BRONI – Un intero condominio rischia lo sfratto nei prossimi mesi. Sono oltre 40 le famiglie che dovranno lasciare al più presto il loro appartamento nel condominio di piazza Italia (48 alloggi e cinque attività commerciali), che è stato pignorato dalla banca dopo che la precedente proprietaria non aveva pagato le rate del mutuo acceso per acquistare lo stabile. Solo poche famiglie finora hanno riconsegnato le chiavi, mentre la maggior parte vive ancora nello stabile e molte hanno figli minori e quindi non possono essere sfrattate prima di aver trovato un’abitazione alternativa. «L’unica parte lesa in questa faccenda sono le famiglie affittuarie di piazza Italia a cui l’ex proprietario ha affittato degli immobili già pignorati e le famiglie già titolari di contratto precedente al pignoramento, alle quali non è stata data la possibilità di pagare l’affitto e adesso si trovano sotto sfratto per morosità» spiega la Rete Antisfratto di Pavia che sta seguendo la vicenda a fianco degli inquilini. La protesta delle famiglie è scoppiata sabato scorso, quando una trentina di loro ha organizzato un presidio spontaneo davanti al municipio di Broni per chiedere un incontro con l’amministrazione comunale. I manifestanti sono entrati in municipio e hanno interrotto il consiglio comunale. A quel punto il sindaco Antonio Riviezzi e l’assessore al Welfare Cristina Varesi hanno incontrato una delegazione degli inquilini per trovare una soluzione. «Comprendiamo l’importanza del problema: è una situazione che già conoscevamo e stiamo affrontando assieme ai servizi sociali. – sottolinea Riviezzi – Ho chiesto l’interessamento della Prefettura, anche perché lo sfratto coinvolge tanti nuclei familiari. Da parte nostra c’è piena disponibilità a monitorare la situazione. Cercheremo di dare una mano, nella consapevolezza che il Comune non dispone di alloggi liberi. Quelli presenti a Broni sono di proprietà di Aler, ma necessitano di interventi di sistemazione».

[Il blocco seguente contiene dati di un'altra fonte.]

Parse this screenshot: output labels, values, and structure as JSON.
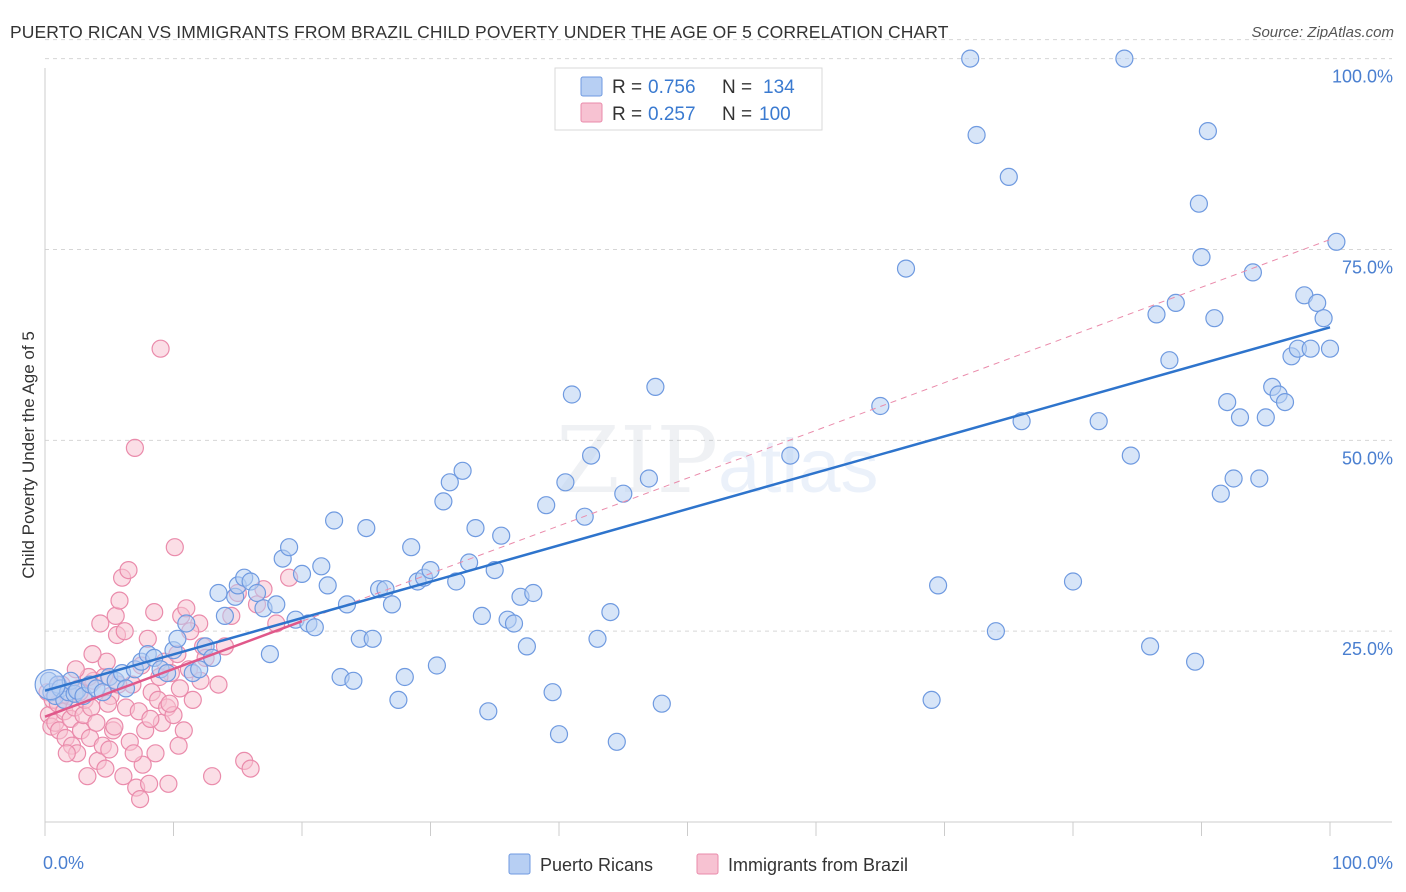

Il Comune sta spingendo per una soluzione temporanea al problema (a metà dicembre sono già programmati nuovi sfratti, che proseguiranno nel 2020): «Serve un tavolo allargato che coinvolga anche Aler, comitato antisfratto e Prefettura. Data la presenza di famiglie con bambini, sicuramente saremo chiamati a seguire l’evolversi della situazione. Da un punto di vista umano la nostra disponibilità è al 100%. Ora cercheremo di capire con l’ufficiale giudiziario se c’è margine per una proroga, che permetta alle famiglie di affrontare i mesi invernali negli appartamenti attualmente occupati».